There’s my inability, since age 15, to get past the thought that bread and wine don’t actually become flesh and blood, even if Father gets all the words right and does the trick just the way it says in the directions that came with the magic kit. It’s something that now leaves me looking at what seems like an empty sky, feeling sort of siloed and set adrift, and just kind of hoping for the best with all this stuff. I don’t want this for The Kid — I want The Kid to feel safe and secure, like there’s a reason to believe it’ll all work out one way or another in the grand scheme — but I don’t think I want a lot of the other stuff that has historically come along with buying the magic trick for The Kid, either.
I’m not sure where that leaves me; that, I suspect, will be kind of a big one to figure out over a long period of time. They probably all will. That might be what’s scaring me most right now.
I had a conversation this weekend with a (different) friend who, while discussing his experience of becoming a father, made me realize you can make decisions even when everything seems beyond your control.
He told me about how, after the delivery, the hospital room was dark, and his child was with his wife. There was no coaching for him to do, no preparing or buying. He was just standing there, a man staring in the dark at the two most important people in his life, and wondering what he could do, what he could be.
"So I thought, ‘I’m a candle,’" he said.
In the dark, he could radiate. He could be a source of light and warmth for these two people for whom he could physically do nothing and for whom he wanted to do everything. And he could always be that, even later, even when there were tangible things he could do; this thing, this role, would always be necessary and would never go away.

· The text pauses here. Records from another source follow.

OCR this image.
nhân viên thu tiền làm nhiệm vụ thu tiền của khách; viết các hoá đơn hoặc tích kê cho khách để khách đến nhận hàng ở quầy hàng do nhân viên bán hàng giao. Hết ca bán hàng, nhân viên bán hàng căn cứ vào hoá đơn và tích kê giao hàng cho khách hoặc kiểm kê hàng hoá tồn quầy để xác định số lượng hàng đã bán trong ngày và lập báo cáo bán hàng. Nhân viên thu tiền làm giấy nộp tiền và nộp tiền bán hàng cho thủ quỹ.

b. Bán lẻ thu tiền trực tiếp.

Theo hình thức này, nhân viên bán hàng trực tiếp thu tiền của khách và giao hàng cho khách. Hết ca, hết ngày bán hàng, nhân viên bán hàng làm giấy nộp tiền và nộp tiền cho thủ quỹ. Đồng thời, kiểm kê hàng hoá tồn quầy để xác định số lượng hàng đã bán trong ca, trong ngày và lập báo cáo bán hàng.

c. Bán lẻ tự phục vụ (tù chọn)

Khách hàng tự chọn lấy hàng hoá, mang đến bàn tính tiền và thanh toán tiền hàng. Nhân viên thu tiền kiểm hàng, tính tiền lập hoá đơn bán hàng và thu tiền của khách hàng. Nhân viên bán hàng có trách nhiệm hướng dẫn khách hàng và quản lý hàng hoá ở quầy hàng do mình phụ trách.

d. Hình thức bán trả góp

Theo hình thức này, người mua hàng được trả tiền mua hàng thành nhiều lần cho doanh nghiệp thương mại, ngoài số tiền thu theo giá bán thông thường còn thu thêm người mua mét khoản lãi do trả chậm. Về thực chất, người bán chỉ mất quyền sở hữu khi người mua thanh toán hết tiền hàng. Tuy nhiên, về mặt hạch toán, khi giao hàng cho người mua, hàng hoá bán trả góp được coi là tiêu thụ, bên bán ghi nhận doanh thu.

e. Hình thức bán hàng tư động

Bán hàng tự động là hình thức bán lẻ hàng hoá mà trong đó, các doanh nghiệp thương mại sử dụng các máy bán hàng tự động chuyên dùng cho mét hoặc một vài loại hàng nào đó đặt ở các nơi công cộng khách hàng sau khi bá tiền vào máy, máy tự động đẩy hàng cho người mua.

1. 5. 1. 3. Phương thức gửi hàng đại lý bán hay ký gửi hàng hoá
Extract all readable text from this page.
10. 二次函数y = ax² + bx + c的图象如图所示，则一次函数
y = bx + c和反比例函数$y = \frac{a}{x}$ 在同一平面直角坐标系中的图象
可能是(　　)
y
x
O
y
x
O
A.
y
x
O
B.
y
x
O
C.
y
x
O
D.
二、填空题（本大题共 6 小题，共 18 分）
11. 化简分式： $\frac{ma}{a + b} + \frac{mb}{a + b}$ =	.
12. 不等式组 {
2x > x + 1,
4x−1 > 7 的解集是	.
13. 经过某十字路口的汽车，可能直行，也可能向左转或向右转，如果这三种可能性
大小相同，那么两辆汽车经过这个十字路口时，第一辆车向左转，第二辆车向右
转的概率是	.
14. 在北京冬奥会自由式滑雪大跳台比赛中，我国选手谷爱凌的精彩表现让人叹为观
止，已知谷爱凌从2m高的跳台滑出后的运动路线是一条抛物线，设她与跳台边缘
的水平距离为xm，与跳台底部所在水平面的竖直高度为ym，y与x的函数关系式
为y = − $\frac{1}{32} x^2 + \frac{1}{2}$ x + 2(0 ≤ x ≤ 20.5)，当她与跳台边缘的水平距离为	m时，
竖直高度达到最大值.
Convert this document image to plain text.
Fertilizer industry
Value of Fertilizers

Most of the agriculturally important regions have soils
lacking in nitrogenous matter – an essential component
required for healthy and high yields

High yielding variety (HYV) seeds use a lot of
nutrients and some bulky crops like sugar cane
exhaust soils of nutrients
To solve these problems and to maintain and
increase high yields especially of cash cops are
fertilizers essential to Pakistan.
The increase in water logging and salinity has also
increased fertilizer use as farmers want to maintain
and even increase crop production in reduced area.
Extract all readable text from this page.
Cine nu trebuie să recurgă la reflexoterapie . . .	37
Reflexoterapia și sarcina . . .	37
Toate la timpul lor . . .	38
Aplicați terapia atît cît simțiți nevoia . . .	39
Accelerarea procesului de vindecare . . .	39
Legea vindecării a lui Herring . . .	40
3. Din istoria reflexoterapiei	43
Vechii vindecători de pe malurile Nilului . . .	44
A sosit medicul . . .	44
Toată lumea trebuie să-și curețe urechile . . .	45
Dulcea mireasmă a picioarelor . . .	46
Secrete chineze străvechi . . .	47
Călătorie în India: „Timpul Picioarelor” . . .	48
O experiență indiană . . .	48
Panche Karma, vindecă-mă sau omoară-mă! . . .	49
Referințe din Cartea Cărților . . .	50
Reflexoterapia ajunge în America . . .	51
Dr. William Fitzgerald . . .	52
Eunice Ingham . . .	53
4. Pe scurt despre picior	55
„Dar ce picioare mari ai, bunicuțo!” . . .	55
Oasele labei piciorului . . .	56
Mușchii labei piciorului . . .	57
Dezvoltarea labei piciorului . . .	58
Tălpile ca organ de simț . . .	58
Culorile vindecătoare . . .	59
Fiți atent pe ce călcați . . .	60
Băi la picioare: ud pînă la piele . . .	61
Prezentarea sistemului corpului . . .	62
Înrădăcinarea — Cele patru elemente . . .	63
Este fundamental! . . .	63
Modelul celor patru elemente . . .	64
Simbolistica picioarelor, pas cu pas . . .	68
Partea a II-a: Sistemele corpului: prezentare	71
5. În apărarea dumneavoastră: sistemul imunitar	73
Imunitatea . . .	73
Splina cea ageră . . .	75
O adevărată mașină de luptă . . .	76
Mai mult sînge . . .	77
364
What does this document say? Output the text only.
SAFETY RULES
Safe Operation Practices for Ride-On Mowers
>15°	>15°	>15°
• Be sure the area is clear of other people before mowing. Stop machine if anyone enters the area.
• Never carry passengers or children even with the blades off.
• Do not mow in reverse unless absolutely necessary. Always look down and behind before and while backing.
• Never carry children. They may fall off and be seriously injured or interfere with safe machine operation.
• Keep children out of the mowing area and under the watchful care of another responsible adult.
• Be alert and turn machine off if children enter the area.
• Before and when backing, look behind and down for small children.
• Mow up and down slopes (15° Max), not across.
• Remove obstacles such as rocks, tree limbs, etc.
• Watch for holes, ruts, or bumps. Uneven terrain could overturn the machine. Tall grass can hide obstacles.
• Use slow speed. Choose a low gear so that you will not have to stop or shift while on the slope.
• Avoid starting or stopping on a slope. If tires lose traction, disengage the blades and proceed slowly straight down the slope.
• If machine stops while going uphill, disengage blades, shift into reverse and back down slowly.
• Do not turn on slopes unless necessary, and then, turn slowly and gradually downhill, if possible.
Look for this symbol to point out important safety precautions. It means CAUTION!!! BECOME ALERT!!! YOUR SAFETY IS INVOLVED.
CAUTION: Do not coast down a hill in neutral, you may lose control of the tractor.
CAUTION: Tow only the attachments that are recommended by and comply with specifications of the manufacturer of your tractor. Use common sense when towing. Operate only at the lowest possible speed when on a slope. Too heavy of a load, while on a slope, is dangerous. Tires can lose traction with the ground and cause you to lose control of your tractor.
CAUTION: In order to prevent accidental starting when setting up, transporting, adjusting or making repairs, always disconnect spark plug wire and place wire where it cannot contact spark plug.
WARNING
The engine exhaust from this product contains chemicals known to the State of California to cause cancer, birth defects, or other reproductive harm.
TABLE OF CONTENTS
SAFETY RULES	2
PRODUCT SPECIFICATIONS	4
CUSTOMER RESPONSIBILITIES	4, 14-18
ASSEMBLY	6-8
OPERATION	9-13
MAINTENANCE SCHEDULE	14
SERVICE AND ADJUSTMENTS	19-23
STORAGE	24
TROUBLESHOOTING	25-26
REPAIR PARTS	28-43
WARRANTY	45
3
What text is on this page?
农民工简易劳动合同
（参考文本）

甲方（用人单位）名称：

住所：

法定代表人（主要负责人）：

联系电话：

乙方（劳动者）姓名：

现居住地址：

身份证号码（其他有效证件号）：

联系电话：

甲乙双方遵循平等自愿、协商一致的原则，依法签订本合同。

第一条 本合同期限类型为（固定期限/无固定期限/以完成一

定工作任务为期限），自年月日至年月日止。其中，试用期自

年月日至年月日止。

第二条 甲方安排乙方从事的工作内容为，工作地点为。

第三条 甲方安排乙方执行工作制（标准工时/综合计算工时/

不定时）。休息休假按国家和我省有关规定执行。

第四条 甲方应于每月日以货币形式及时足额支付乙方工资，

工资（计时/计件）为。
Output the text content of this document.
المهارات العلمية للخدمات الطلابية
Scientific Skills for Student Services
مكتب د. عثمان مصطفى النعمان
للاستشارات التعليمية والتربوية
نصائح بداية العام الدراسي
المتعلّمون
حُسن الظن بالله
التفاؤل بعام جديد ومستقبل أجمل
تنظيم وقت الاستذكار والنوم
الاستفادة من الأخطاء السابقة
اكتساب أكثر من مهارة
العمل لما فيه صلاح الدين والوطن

He could have a place and a purpose. For the rest of his life, he could radiate.
I’m going to learn a lot over the next five-plus months — about myself and my wife, about my family and friends, about the sleep habits of infants and how much baby stuff costs, and about a million other things. I’m willing to bet that the more I learn, the more I’m going to think about the things I want and don’t want for The Kid. This process, I’m sure, will extend far beyond birth; after all, as my mom recently told me, "parenthood is a life sentence." (Thanks, Mom.)
That’s daunting, and it’s scary, and it’s overwhelming, and it’s crazy. For the moment, though, I’m trying not to let it be. I’m trying to just focus on figuring out how to be a candle — not just for The Kid, but for my wife and, hopefully, for myself. I know it’s not an original thought, but I’m going to keep thinking it, because if it can make my dark maybes seem more manageable, help me work through all the things I’m scared I’ll get wrong, and put me on the path to becoming the kind of father The Kid deserves, then, well, maybe it’s OK to have unoriginal thoughts sometimes.